Network Performance Monitoring using flow data (NetFlow) is an approach to isolate the root cause of performance issues related to network traffic by measuring a set of characteristics across L2-L7 layers.
There are three basic causes of performance issues: round trip time, server response time, and jitter. Each can contribute to low performance and downtimes. Let’s examine each one.
1. Round trip time
Also called network delay, round trip time represents a data transfer time of a packet being transmitted from client to server and back. It is a single value that models the performance of the network itself, calculated by observing the time needed to establish a TCP session. A typical value in enterprise networks in one location is less than 1 ms (even tens of microseconds) as on the local network. An application has no impact on the TCP handshake as this is part of the TCP/IP stack implemented in the operating system itself. It would require an operating system malfunction to influence this metric which won’t happen in practice. Here are some typical root causes of network delays.
Overload of network devices: High packet rates impact buffers in network devices where packets need to wait to be dispatched. QoS can help to prioritise critical services to a certain extent but experiencing a DDoS attack may lead to network congestion and increased values of RTT.
Clients working from remote locations: Complaining about slow application responses might not always be the case. Having an RTT of 500ms when connecting from home through a VPN to a company data centre means that just to transmit the packet takes half a second and any application will look slow from a user’s perspective.
Cloud applications: To lower the delay, SaaS providers use CDNs and proxy servers to host the application as close to customers as possible. For the same reason large companies purchase dedicated lines to connect their infrastructure directly to cloud providers.

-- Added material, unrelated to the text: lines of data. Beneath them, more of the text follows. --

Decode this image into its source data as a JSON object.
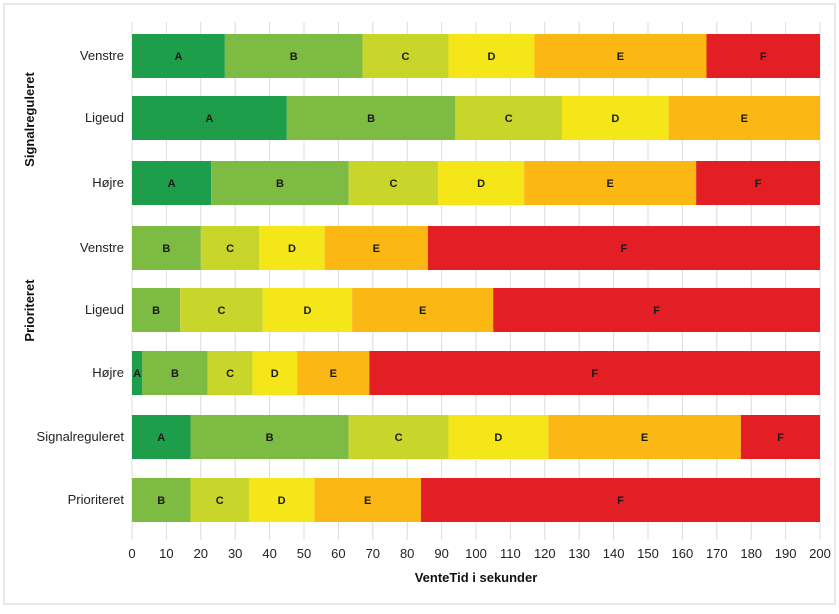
{
  "chart_data": {
    "type": "bar",
    "orientation": "horizontal",
    "stacked": true,
    "title": "",
    "xlabel": "VenteTid i sekunder",
    "ylabel": "",
    "xlim": [
      0,
      200
    ],
    "x_ticks": [
      0,
      10,
      20,
      30,
      40,
      50,
      60,
      70,
      80,
      90,
      100,
      110,
      120,
      130,
      140,
      150,
      160,
      170,
      180,
      190,
      200
    ],
    "grid": "vertical",
    "legend": "none",
    "level_colors": {
      "A": "#1e9e4a",
      "B": "#7dbb42",
      "C": "#c8d62b",
      "D": "#f4e619",
      "E": "#fbb714",
      "F": "#e31f25"
    },
    "groups": [
      {
        "name": "Signalreguleret",
        "rows": [
          0,
          1,
          2
        ]
      },
      {
        "name": "Prioriteret",
        "rows": [
          3,
          4,
          5
        ]
      }
    ],
    "rows": [
      {
        "label": "Venstre",
        "segments": [
          {
            "level": "A",
            "start": 0,
            "end": 27
          },
          {
            "level": "B",
            "start": 27,
            "end": 67
          },
          {
            "level": "C",
            "start": 67,
            "end": 92
          },
          {
            "level": "D",
            "start": 92,
            "end": 117
          },
          {
            "level": "E",
            "start": 117,
            "end": 167
          },
          {
            "level": "F",
            "start": 167,
            "end": 200
          }
        ]
      },
      {
        "label": "Ligeud",
        "segments": [
          {
            "level": "A",
            "start": 0,
            "end": 45
          },
          {
            "level": "B",
            "start": 45,
            "end": 94
          },
          {
            "level": "C",
            "start": 94,
            "end": 125
          },
          {
            "level": "D",
            "start": 125,
            "end": 156
          },
          {
            "level": "E",
            "start": 156,
            "end": 200
          }
        ]
      },
      {
        "label": "Højre",
        "segments": [
          {
            "level": "A",
            "start": 0,
            "end": 23
          },
          {
            "level": "B",
            "start": 23,
            "end": 63
          },
          {
            "level": "C",
            "start": 63,
            "end": 89
          },
          {
            "level": "D",
            "start": 89,
            "end": 114
          },
          {
            "level": "E",
            "start": 114,
            "end": 164
          },
          {
            "level": "F",
            "start": 164,
            "end": 200
          }
        ]
      },
      {
        "label": "Venstre",
        "segments": [
          {
            "level": "B",
            "start": 0,
            "end": 20
          },
          {
            "level": "C",
            "start": 20,
            "end": 37
          },
          {
            "level": "D",
            "start": 37,
            "end": 56
          },
          {
            "level": "E",
            "start": 56,
            "end": 86
          },
          {
            "level": "F",
            "start": 86,
            "end": 200
          }
        ]
      },
      {
        "label": "Ligeud",
        "segments": [
          {
            "level": "B",
            "start": 0,
            "end": 14
          },
          {
            "level": "C",
            "start": 14,
            "end": 38
          },
          {
            "level": "D",
            "start": 38,
            "end": 64
          },
          {
            "level": "E",
            "start": 64,
            "end": 105
          },
          {
            "level": "F",
            "start": 105,
            "end": 200
          }
        ]
      },
      {
        "label": "Højre",
        "segments": [
          {
            "level": "A",
            "start": 0,
            "end": 3
          },
          {
            "level": "B",
            "start": 3,
            "end": 22
          },
          {
            "level": "C",
            "start": 22,
            "end": 35
          },
          {
            "level": "D",
            "start": 35,
            "end": 48
          },
          {
            "level": "E",
            "start": 48,
            "end": 69
          },
          {
            "level": "F",
            "start": 69,
            "end": 200
          }
        ]
      },
      {
        "label": "Signalreguleret",
        "segments": [
          {
            "level": "A",
            "start": 0,
            "end": 17
          },
          {
            "level": "B",
            "start": 17,
            "end": 63
          },
          {
            "level": "C",
            "start": 63,
            "end": 92
          },
          {
            "level": "D",
            "start": 92,
            "end": 121
          },
          {
            "level": "E",
            "start": 121,
            "end": 177
          },
          {
            "level": "F",
            "start": 177,
            "end": 200
          }
        ]
      },
      {
        "label": "Prioriteret",
        "segments": [
          {
            "level": "B",
            "start": 0,
            "end": 17
          },
          {
            "level": "C",
            "start": 17,
            "end": 34
          },
          {
            "level": "D",
            "start": 34,
            "end": 53
          },
          {
            "level": "E",
            "start": 53,
            "end": 84
          },
          {
            "level": "F",
            "start": 84,
            "end": 200
          }
        ]
      }
    ]
  }
}
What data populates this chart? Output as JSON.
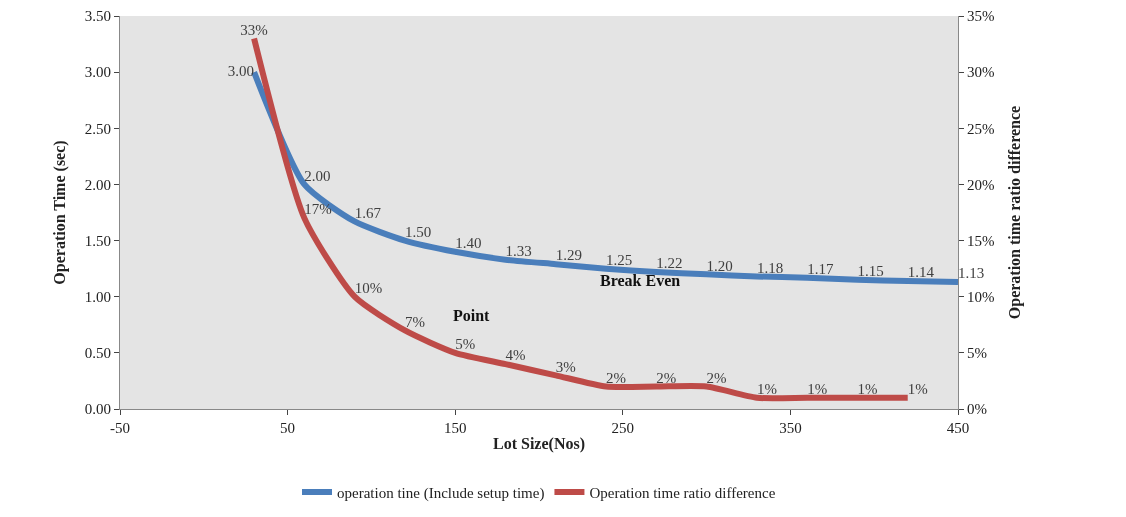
{
  "chart_data": {
    "type": "line",
    "xlabel": "Lot Size(Nos)",
    "ylabel": "Operation Time (sec)",
    "y2label": "Operation time ratio difference",
    "xlim": [
      -50,
      450
    ],
    "xticks": [
      -50,
      50,
      150,
      250,
      350,
      450
    ],
    "ylim": [
      0,
      3.5
    ],
    "yticks": [
      {
        "value": 0,
        "label": "0.00"
      },
      {
        "value": 0.5,
        "label": "0.50"
      },
      {
        "value": 1,
        "label": "1.00"
      },
      {
        "value": 1.5,
        "label": "1.50"
      },
      {
        "value": 2,
        "label": "2.00"
      },
      {
        "value": 2.5,
        "label": "2.50"
      },
      {
        "value": 3,
        "label": "3.00"
      },
      {
        "value": 3.5,
        "label": "3.50"
      }
    ],
    "y2lim": [
      0,
      35
    ],
    "y2ticks": [
      {
        "value": 0,
        "label": "0%"
      },
      {
        "value": 5,
        "label": "5%"
      },
      {
        "value": 10,
        "label": "10%"
      },
      {
        "value": 15,
        "label": "15%"
      },
      {
        "value": 20,
        "label": "20%"
      },
      {
        "value": 25,
        "label": "25%"
      },
      {
        "value": 30,
        "label": "30%"
      },
      {
        "value": 35,
        "label": "35%"
      }
    ],
    "series": [
      {
        "name": "operation tine (Include setup time)",
        "color": "#4a7ebb",
        "x": [
          30,
          60,
          90,
          120,
          150,
          180,
          210,
          240,
          270,
          300,
          330,
          360,
          390,
          420,
          450
        ],
        "values": [
          3.0,
          2.0,
          1.67,
          1.5,
          1.4,
          1.33,
          1.29,
          1.25,
          1.22,
          1.2,
          1.18,
          1.17,
          1.15,
          1.14,
          1.13
        ],
        "value_labels": [
          "3.00",
          "2.00",
          "1.67",
          "1.50",
          "1.40",
          "1.33",
          "1.29",
          "1.25",
          "1.22",
          "1.20",
          "1.18",
          "1.17",
          "1.15",
          "1.14",
          "1.13"
        ]
      },
      {
        "name": "Operation time ratio difference",
        "color": "#be4b48",
        "axis": "y2",
        "x": [
          30,
          60,
          90,
          120,
          150,
          180,
          210,
          240,
          270,
          300,
          330,
          360,
          390,
          420
        ],
        "values": [
          33,
          17,
          10,
          7,
          5,
          4,
          3,
          2,
          2,
          2,
          1,
          1,
          1,
          1
        ],
        "value_labels": [
          "33%",
          "17%",
          "10%",
          "7%",
          "5%",
          "4%",
          "3%",
          "2%",
          "2%",
          "2%",
          "1%",
          "1%",
          "1%",
          "1%"
        ]
      }
    ],
    "annotations": [
      "Break Even",
      "Point"
    ],
    "legend": "bottom",
    "grid": false,
    "marker": "none",
    "line_style": "solid"
  }
}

Ethernet vs. Wi-Fi: In my practical experience, the usual performance difference between wired Ethernet connection and WiFi is around 10ms. So 10ms is the average penalty you get when going through WiFi instead of wired Ethernet connection. And we are still talking about ideal conditions.
Performance bottleneck caused by heterogeneous port speeds: Imagine a 10G backbone while servers are connected through 1G, especially when multiple servers share such a 1G uplink. Numerous clients can easily generate traffic that will spike above 1G port capacity, saturating switch buffers, which leads to packet drops. Such packets need to be retransmitted and consecutively users experience a network delay.
2. Server response time
This metric represents the request processing time on the server side and so represents the delay caused by the application itself. The measured server response time expresses the time difference between the predicted observation time of the server's ACK packet (prediction based on observation time of the client request and previously measured RTT value) and the actual observation time of the server's response. The measurement can't rely on observing an ACK packet from the server since the ACK packet might be merged with the server’s response.
SRT enables a performance measurement of the whole application, per application server, per client network range or even individual clients. This enables finding correlations between application performance and a number of clients or a specific time of the day. Using this metric together with RTT answers the ultimate question. Is it a network issue or application issue?
3. Jitter - variance of delay between packets
Jitter can show irregularities in packet flow by calculating the variance of individual delays between the packets. In an ideal case, delay between the individual packets is a constant value, which means that jitter is 0. In reality, having a jitter value of 0 doesn’t occur as a variety of parameters might influence the data stream. Why should we measure jitter anyway? Jitter is critical and has the main value for assessing the quality of real-time applications, such as conference calls and video streaming. But also when downloading, e.g. a Linux distribution ISO file of Linux distribution from a mirror, jitter may indicate an unstable network connection.
Summary
Continuous monitoring and baselining of network performance monitoring metrics by using flow data helps network administrators to identify an issue in the network itself, specific connections or applications. It’s valuable to reveal problems before users do and prevent complaints on performance degradation. Long term monitoring of network performance metrics (RTT, SRT, Jitter) can help to predict future needs (capacity planning) and incidents.
Network performance monitoring metrics can considerably improve the performance of the network as well as contributing to the improvement of the application side.